Malam semakin larut, satu persatu teman-teman sudah masuk ke
tenda. Meninggalkan beberapa orang yang masih pengen mengobrol bersama. Tentu
dong Pop Mie gak boleh ketinggalan, soalnya udara makin dingin. Memang ya,
setiap kemping itu wajib banget makan mie instan. 😁 Dan sekitar pukul 12 malam
kami memutuskan untuk masuk tenda masing-masing dan tewas.
Keesokan harinya…
Buat gue yang susah tidur di tempat baru, malam itu gue
cukup bisa tidur meski sempat kebangun beberapa kali. Dan berhubung pagi-pagi
juga sudah ada yang bangun, gue pun jadi ikut terbangun – masih tidur-tidur
ayam sih. Beberapa sudah ada yang bikin kopi, mie instan dan panggang roti.
Pada rajin-rajin banget sih ya. Sedangkan gue sehabis ambil satu roti yang sudah
dipanggang teman-teman, lebih memilih untuk duduk menyendiri aja sambil
nyeruput kopi buatan bapak Ali, menikmati pemandangan di depan gue.
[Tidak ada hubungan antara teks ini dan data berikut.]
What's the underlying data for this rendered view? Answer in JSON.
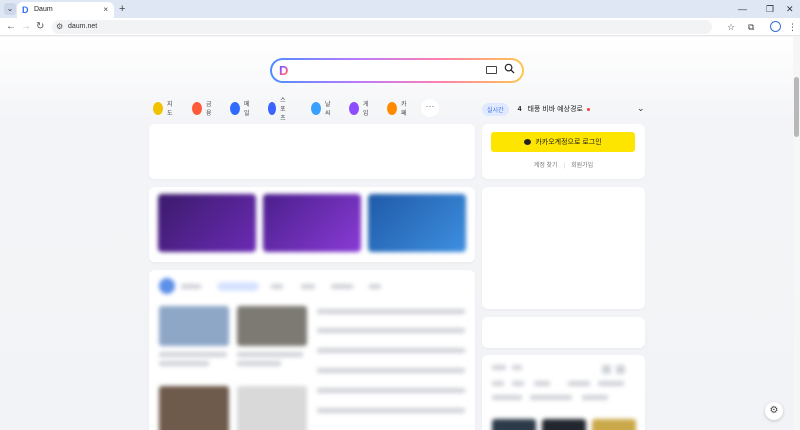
{
  "browser": {
    "tab_title": "Daum",
    "url": "daum.net",
    "new_tab": "+",
    "tab_close": "×"
  },
  "search": {
    "logo": "D"
  },
  "quick_links": [
    {
      "label": "지도",
      "color": "#f2c200"
    },
    {
      "label": "금융",
      "color": "#ff5a3a"
    },
    {
      "label": "메일",
      "color": "#2f6bff"
    },
    {
      "label": "스포츠",
      "color": "#3a63ff"
    },
    {
      "label": "날씨",
      "color": "#3aa0ff"
    },
    {
      "label": "게임",
      "color": "#8e4cff"
    },
    {
      "label": "카페",
      "color": "#ff8a00"
    }
  ],
  "more_label": "···",
  "realtime": {
    "badge": "실시간",
    "rank": "4",
    "text": "태풍 비바 예상경로"
  },
  "login": {
    "button": "카카오계정으로 로그인",
    "find_account": "계정 찾기",
    "sep": "|",
    "signup": "회원가입"
  }
}
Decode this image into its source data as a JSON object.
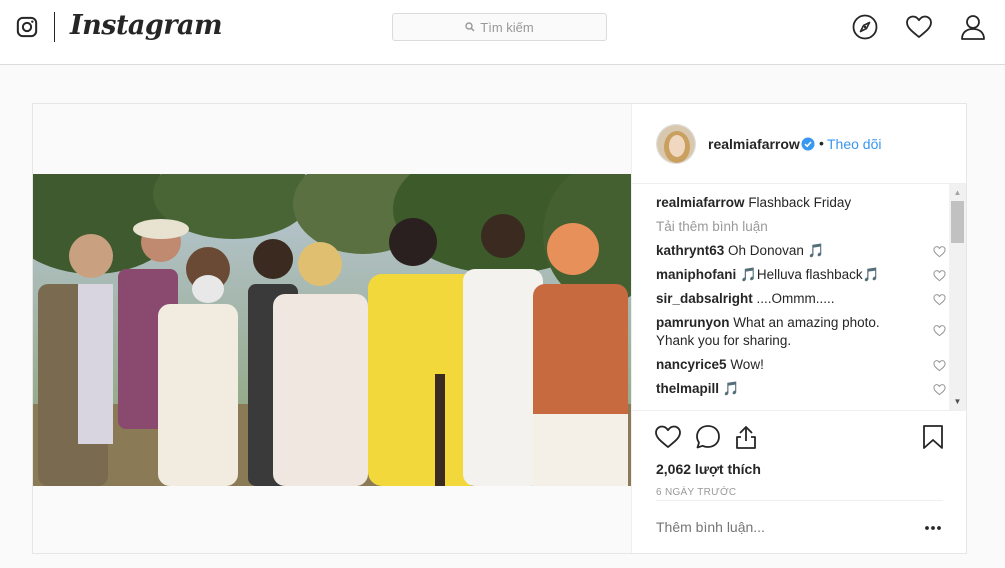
{
  "nav": {
    "brand": "Instagram",
    "search_placeholder": "Tìm kiếm",
    "icons": [
      "instagram-logo-icon",
      "explore-compass-icon",
      "activity-heart-icon",
      "profile-user-icon"
    ]
  },
  "post": {
    "username": "realmiafarrow",
    "verified": true,
    "separator": "•",
    "follow_label": "Theo dõi",
    "caption": {
      "user": "realmiafarrow",
      "text": "Flashback Friday"
    },
    "load_more_label": "Tải thêm bình luận",
    "comments": [
      {
        "user": "kathrynt63",
        "text": "Oh Donovan 🎵"
      },
      {
        "user": "maniphofani",
        "text": "🎵Helluva flashback🎵"
      },
      {
        "user": "sir_dabsalright",
        "text": "....Ommm....."
      },
      {
        "user": "pamrunyon",
        "text": "What an amazing photo. Yhank you for sharing."
      },
      {
        "user": "nancyrice5",
        "text": "Wow!"
      },
      {
        "user": "thelmapill",
        "text": "🎵"
      }
    ],
    "likes_label": "2,062 lượt thích",
    "time_label": "6 NGÀY TRƯỚC",
    "add_comment_placeholder": "Thêm bình luận..."
  },
  "colors": {
    "link_blue": "#3897f0",
    "verified_blue": "#3897f0",
    "muted": "#999999",
    "border": "#dbdbdb"
  }
}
Ah… bengong
itu emang enak.
Selesai makan pagi, kami memutuskan untuk nature walk. Tapi
sebelum mulai berjalan, kami meminta anak-anak untuk olahraga sebentar. Kembali
anak-anak diminta untuk berpasangan yang sama seperti kemarin. Perjalanan pun
dimulai. Kami memasuki hutan pinus, yang ternyata di dalamnya cukup licin dan
berlumpur karena hujan kemarin. Entah berapa lama kami berjalan, tapi
perjalanannya itu cukup jauh dan makan waktu. Hebatnya, selama itu anak-anak
menikmatinya. Hampir tidak ada yang merengek capek atau kelelahan. Selain itu,
sepanjang perjalanan ini beberapa orang tua sering melemparkan jokes lucu yang
bikin ngakak berjamaah.
Sampai juga kami di Gua Garunggang. Cukup menarik tempatnya
karena banyak bebatuan, yang menurut penduduk setempat seperti Grand Canyon
versi mini. Alami, tidak dibentuk atau dipahat. Berhubung sudah berjalan entah
berapa lama tadi, kami memutuskan untuk istirahat sejenak. Beberapa anak remaja
dan bapak-bapak memutuskan untuk turun ke gua-nya. Karena penasaran, Si Boy
juga ikutan turun. Guanya itu menurun ke bawah, licin dan terjal.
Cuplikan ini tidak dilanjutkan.